While the chances of success for the Economic Cooperation Framework Agreement (ECFA) look distinctly better, Ma is still weak and any setback in the next two years could turn him into a one-term president. That is probably good for him.
Ma has proven to be a somewhat less than inspirational leader except in the area of cross-strait relations, where he has performed brilliantly. His government over the past two years has concluded 12 agreements with China on such things as flights, food safety, tourism and mutual judicial assistance.

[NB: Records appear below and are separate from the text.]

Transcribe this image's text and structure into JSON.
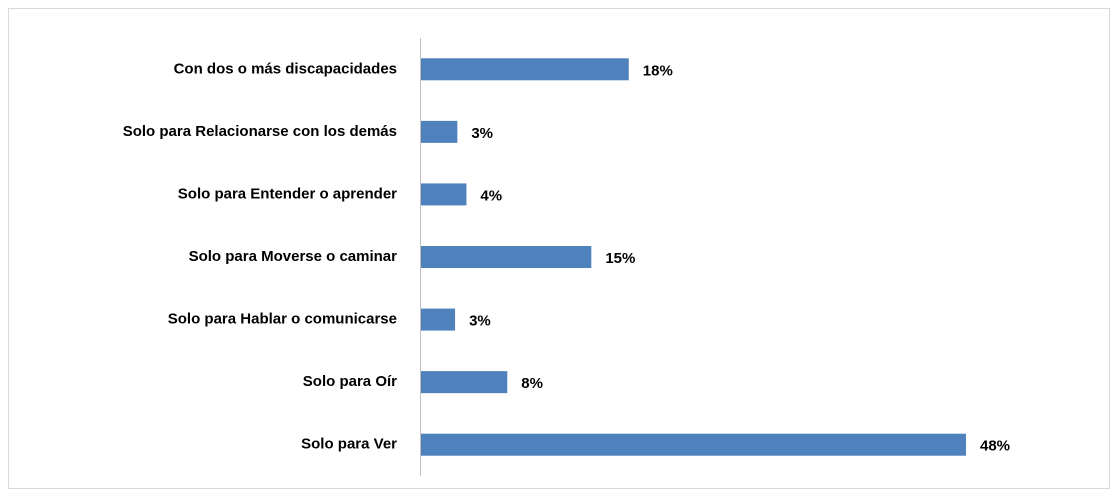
{
  "chart_data": {
    "type": "bar",
    "orientation": "horizontal",
    "categories": [
      "Con dos o más discapacidades",
      "Solo para Relacionarse con los demás",
      "Solo para Entender o aprender",
      "Solo para Moverse o caminar",
      "Solo para Hablar o comunicarse",
      "Solo para Oír",
      "Solo para Ver"
    ],
    "values": [
      18.3,
      3.2,
      4.0,
      15.0,
      3.0,
      7.6,
      48.0
    ],
    "value_labels": [
      "18%",
      "3%",
      "4%",
      "15%",
      "3%",
      "8%",
      "48%"
    ],
    "color": "#4f81bd"
  }
}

Of course, those achievements were possible only because of China's cooperation. China appreciates Ma's rejection of the pro-independence policies of his predecessor, Chen Shui-bian. But it has made clear that its ultimate goal remains political unification between the island and the mainland.
This topic is always on the minds of Chinese leaders. On April 30, Chinese President Hu Jintao opened the Shanghai Expo, calling it the "pride of all Chinese people, including those across the Taiwan Strait," and again urged the two sides to work together to realize the great renaissance of the Chinese nation.
Ma has made it clear he will discuss only economic, not political, issues. Certainly, he knows that he will not be able to carry the Taiwan public with him if he enters into political negotiations, even if he were so minded.
Ma has made no secret of his real reason for negotiating a trade agreement with China: his fear is that Taiwan, like North Korea, will be excluded from the network of trade accords that increasingly link other countries of the region. He hopes that, once an ECFA with China is completed, Taiwan will have China's blessing to sign free trade agreements with other countries.
It is far from clear that Beijing will go along with that, but the likelihood of Beijing continuing to make concessions to Taiwan is much greater if Ma's domestic political situation appears precarious. In fact, the weaker Ma appears, the more likely China is to shore him up since it does not want the pro-independence opposition party to regain power.
So far, China has been unwilling to budge on the issue of arms sales. President Ma, in a recent CNN interview, pointed out something that China has refused to acknowledge. "If the U.S. reduces arms sales to Taiwan below the current level, it will reduce confidence in this part of the world. Taiwan needs the arms to defend this country."
China has not yet recognized that the way to winning the hearts and minds of the people of Taiwan is not to make them feel weak and vulnerable. It takes confidence for Taiwan to embark on negotiations with China that could prove fruitful in the long term. Taiwan needs arms to bolster its confidence.
However, even on the arms sales issue, Beijing has been relatively benign toward Taiwan. While Beijing excoriated Washington for selling $6.4 billion in arms to Taiwan, it has not uttered any criticism of Taiwan for having requested the weapons in the first place.
A glimpse into China's position was provided the week before last at an East-West Center conference in Hong Kong. Professor Chu Shulong of Tsinghua University told the audience that Taiwan, in fact, has a right to purchase arms from abroad. It is just that no country has the right to sell arms to Taiwan.
A more enlightened China would certainly recognize the absurdity of such a position.